Gość: Radek
IP: 217.153.22.*
03.11.03, 13:37
Witam,
Potrzebuję pomocy osoby zyczliwej:
chce zakupic dzialke budowlana, która w warunkach zabudowy przeznaczona jest
pod "budownictwo zagrodowe i mieszkalne". W planie zagospodaraowania nie ma
słowa o tym, ze dzialka jest rolna, itp.
I teraz problem: notariusz twierdzi, iż trzeba wczesniej zglosic się do
Agencji Rynku Rolnego (czy czegoś innego podobnego), ktora to agencja ma
prawo pierwokupu. I to ma trwac miesiąc, pan notariusz bedzie posrednikiem w
calej operacji, ktora ma byc przeprowadzona w 2 etapach: najpierw umowa
przedwstepna a pozniej (jak Agencja nie skorzysta z prawa pierwokupu)
wlasciwa umowa. Podobno bez tego sedzia hipoteczny nie zrobi wpisu do ksiag.

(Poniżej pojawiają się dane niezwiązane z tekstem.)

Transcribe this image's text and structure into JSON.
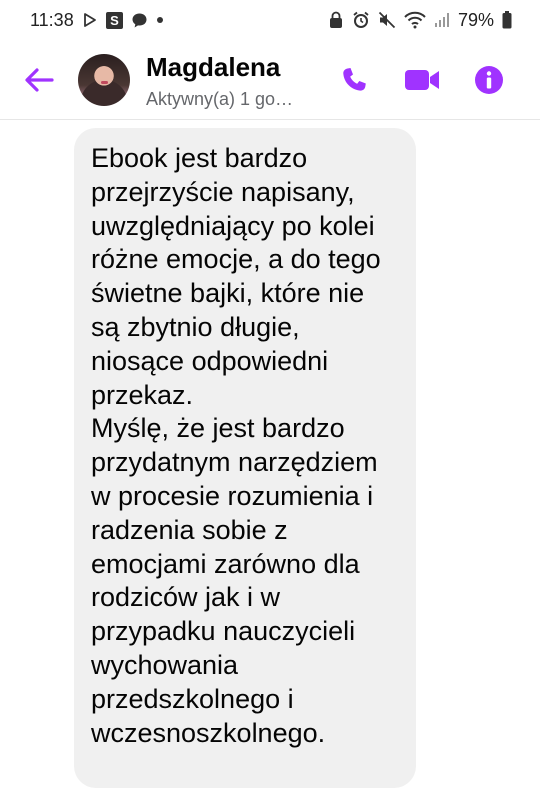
{
  "status_bar": {
    "time": "11:38",
    "battery": "79%",
    "icons": [
      "play-store-icon",
      "s-app-icon",
      "chat-bubble-icon",
      "dot-icon",
      "lock-icon",
      "alarm-icon",
      "mute-icon",
      "wifi-icon",
      "signal-icon",
      "battery-icon"
    ]
  },
  "header": {
    "name": "Magdalena",
    "status": "Aktywny(a) 1 go…",
    "accent_color": "#a033ff",
    "icons": [
      "back-arrow-icon",
      "phone-icon",
      "video-camera-icon",
      "info-icon"
    ]
  },
  "message": {
    "lines": [
      "Ebook jest bardzo",
      "przejrzyście napisany,",
      "uwzględniający po kolei",
      "różne emocje, a do tego",
      "świetne bajki, które nie",
      "są zbytnio długie,",
      "niosące odpowiedni",
      "przekaz.",
      "Myślę, że jest bardzo",
      "przydatnym narzędziem",
      "w procesie rozumienia i",
      "radzenia sobie z",
      "emocjami zarówno dla",
      "rodziców jak i w",
      "przypadku nauczycieli",
      "wychowania",
      "przedszkolnego i",
      "wczesnoszkolnego."
    ],
    "bubble_color": "#f0f0f0"
  }
}
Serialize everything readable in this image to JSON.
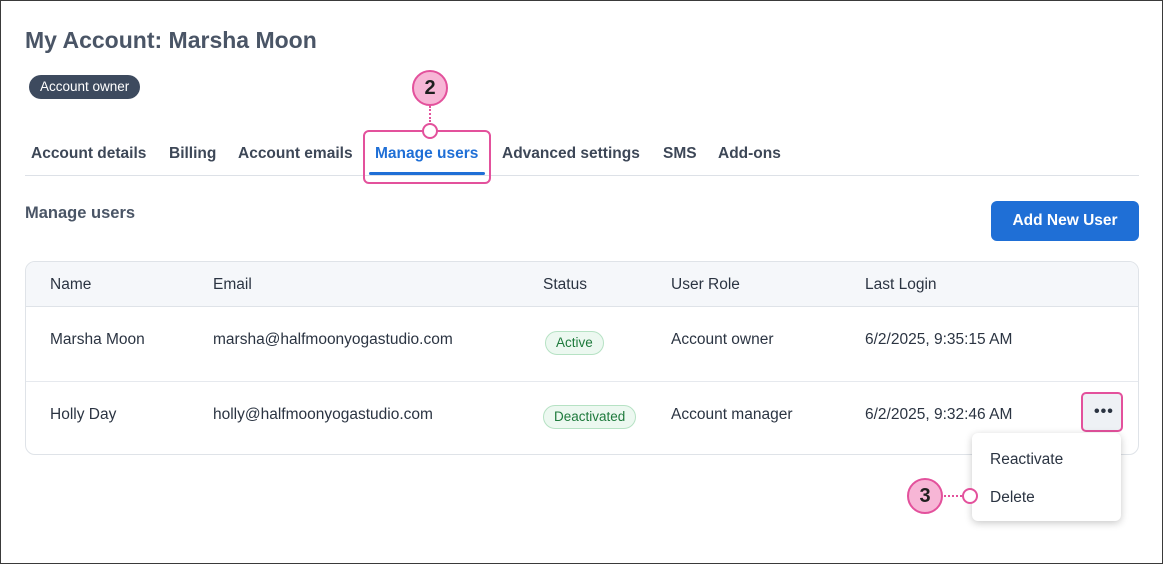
{
  "page": {
    "title": "My Account: Marsha Moon",
    "owner_badge": "Account owner"
  },
  "tabs": [
    {
      "label": "Account details"
    },
    {
      "label": "Billing"
    },
    {
      "label": "Account emails"
    },
    {
      "label": "Manage users",
      "active": true
    },
    {
      "label": "Advanced settings"
    },
    {
      "label": "SMS"
    },
    {
      "label": "Add-ons"
    }
  ],
  "section": {
    "title": "Manage users",
    "add_button": "Add New User"
  },
  "table": {
    "headers": [
      "Name",
      "Email",
      "Status",
      "User Role",
      "Last Login"
    ],
    "rows": [
      {
        "name": "Marsha Moon",
        "email": "marsha@halfmoonyogastudio.com",
        "status": "Active",
        "role": "Account owner",
        "last_login": "6/2/2025, 9:35:15 AM"
      },
      {
        "name": "Holly Day",
        "email": "holly@halfmoonyogastudio.com",
        "status": "Deactivated",
        "role": "Account manager",
        "last_login": "6/2/2025, 9:32:46 AM"
      }
    ]
  },
  "row_menu": {
    "trigger_label": "•••",
    "items": [
      "Reactivate",
      "Delete"
    ]
  },
  "callouts": {
    "step_2": "2",
    "step_3": "3"
  },
  "colors": {
    "accent": "#1f6fd6",
    "highlight": "#e3519c",
    "callout_fill": "#f7b6d6",
    "status_green": "#1e7a3c"
  },
  "icons": {
    "more": "ellipsis-icon"
  }
}
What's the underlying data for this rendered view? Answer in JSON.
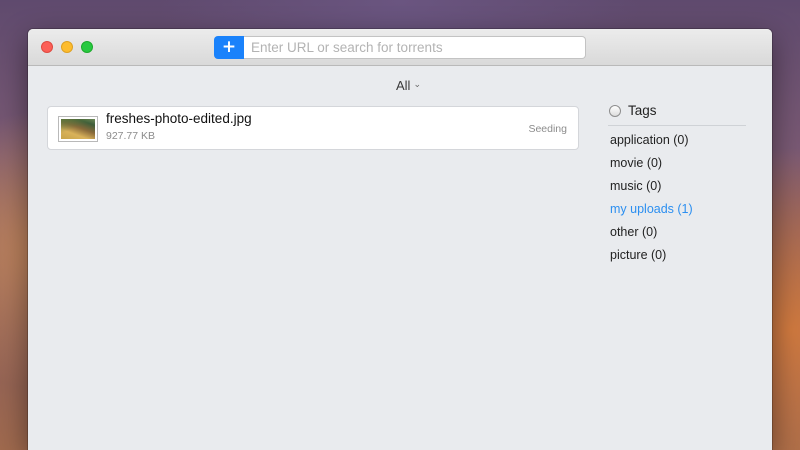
{
  "toolbar": {
    "add_label": "+",
    "search_placeholder": "Enter URL or search for torrents"
  },
  "filter": {
    "selected": "All",
    "chevron": "⌄"
  },
  "torrents": [
    {
      "name": "freshes-photo-edited.jpg",
      "size": "927.77 KB",
      "status": "Seeding",
      "thumbnail_icon": "image-thumbnail"
    }
  ],
  "tags": {
    "header": "Tags",
    "items": [
      {
        "label": "application (0)",
        "active": false
      },
      {
        "label": "movie (0)",
        "active": false
      },
      {
        "label": "music (0)",
        "active": false
      },
      {
        "label": "my uploads (1)",
        "active": true
      },
      {
        "label": "other (0)",
        "active": false
      },
      {
        "label": "picture (0)",
        "active": false
      }
    ]
  },
  "colors": {
    "accent": "#1a82fb",
    "active_tag": "#2c8ff0"
  }
}
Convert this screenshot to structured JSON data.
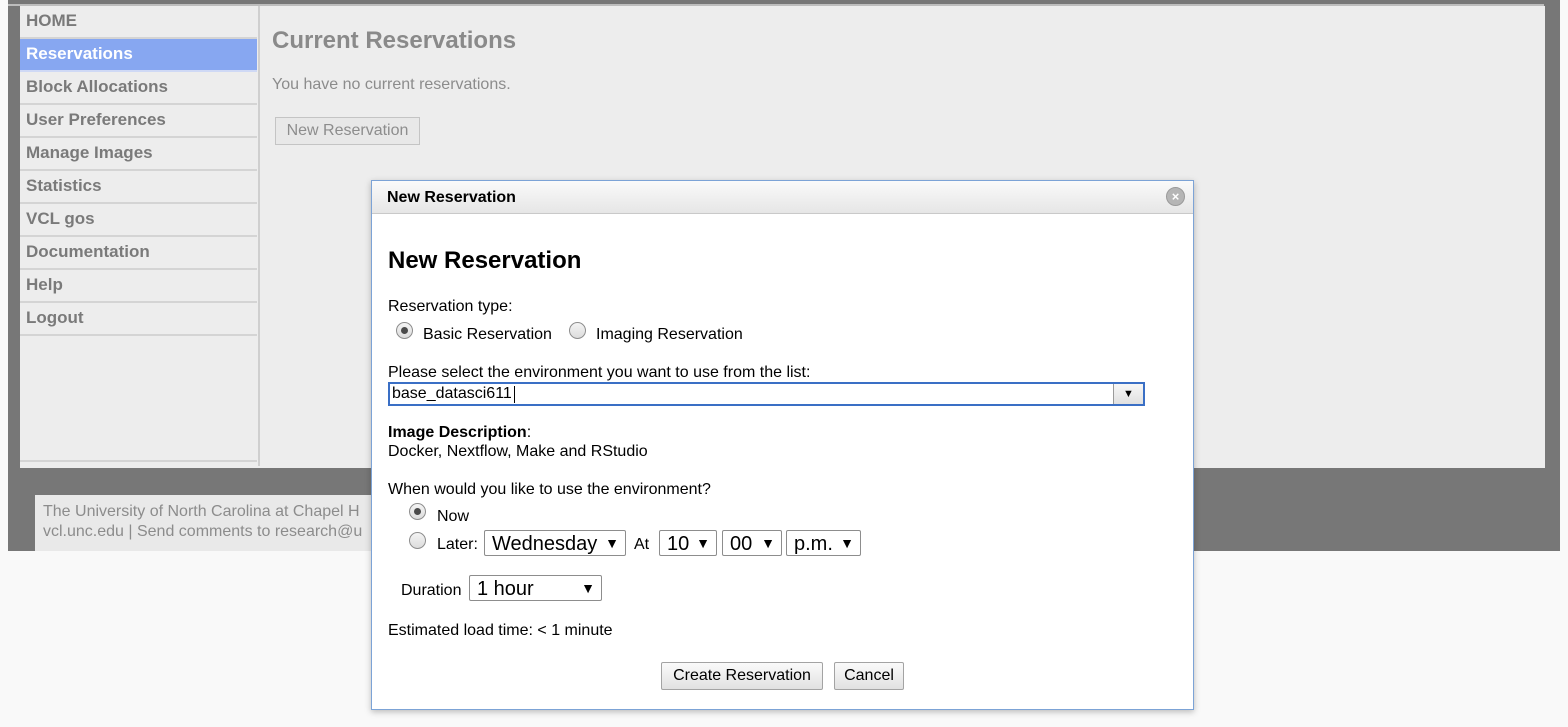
{
  "sidebar": {
    "items": [
      {
        "label": "HOME",
        "active": false
      },
      {
        "label": "Reservations",
        "active": true
      },
      {
        "label": "Block Allocations",
        "active": false
      },
      {
        "label": "User Preferences",
        "active": false
      },
      {
        "label": "Manage Images",
        "active": false
      },
      {
        "label": "Statistics",
        "active": false
      },
      {
        "label": "VCL gos",
        "active": false
      },
      {
        "label": "Documentation",
        "active": false
      },
      {
        "label": "Help",
        "active": false
      },
      {
        "label": "Logout",
        "active": false
      }
    ]
  },
  "main": {
    "title": "Current Reservations",
    "message": "You have no current reservations.",
    "new_button": "New Reservation"
  },
  "footer": {
    "line1": "The University of North Carolina at Chapel H",
    "line2_link": "vcl.unc.edu",
    "line2_text": " | Send comments to research@u"
  },
  "dialog": {
    "titlebar": "New Reservation",
    "close_symbol": "×",
    "heading": "New Reservation",
    "type_label": "Reservation type:",
    "type_options": [
      {
        "label": "Basic Reservation",
        "checked": true
      },
      {
        "label": "Imaging Reservation",
        "checked": false
      }
    ],
    "env_label": "Please select the environment you want to use from the list:",
    "env_value": "base_datasci611",
    "desc_label": "Image Description",
    "desc_colon": ":",
    "desc_text": "Docker, Nextflow, Make and RStudio",
    "when_label": "When would you like to use the environment?",
    "when_now": "Now",
    "when_later": "Later:",
    "day_value": "Wednesday",
    "at_label": "At",
    "hour_value": "10",
    "minute_value": "00",
    "ampm_value": "p.m.",
    "duration_label": "Duration",
    "duration_value": "1 hour",
    "estimate": "Estimated load time: < 1 minute",
    "create_button": "Create Reservation",
    "cancel_button": "Cancel"
  },
  "colors": {
    "overlay": "#777777",
    "active_nav": "#87a7f1",
    "dialog_border": "#7ca3d6",
    "combo_focus": "#3a6fc5"
  },
  "icons": {
    "close": "close-icon",
    "dropdown": "chevron-down-icon"
  }
}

Pytanie: czy to prawda, z tą agencją rynku Rolnego, skoro ziemia ewidentnie
jest budowalana ?
Problem 2: notariusz straszy, ze jak sprzedajacy nie płacił podatku od
gruntu, ZUSu, KRUSs, albo mial zaleglosci podatkowe, to mimo, że nie ma tego
wykazanego w ksiegach wieczystych, to moze to przejsc na dzialke, a co za tym
idzie na mnie. Osobiscie wydaje mi sie, ze tak nie jest, ale kto wie co ktos
wymysli w tym glupim kraju ?
Odpiszcie dobrzy ludzie, moze Bebiak przedstawi swoją opinię.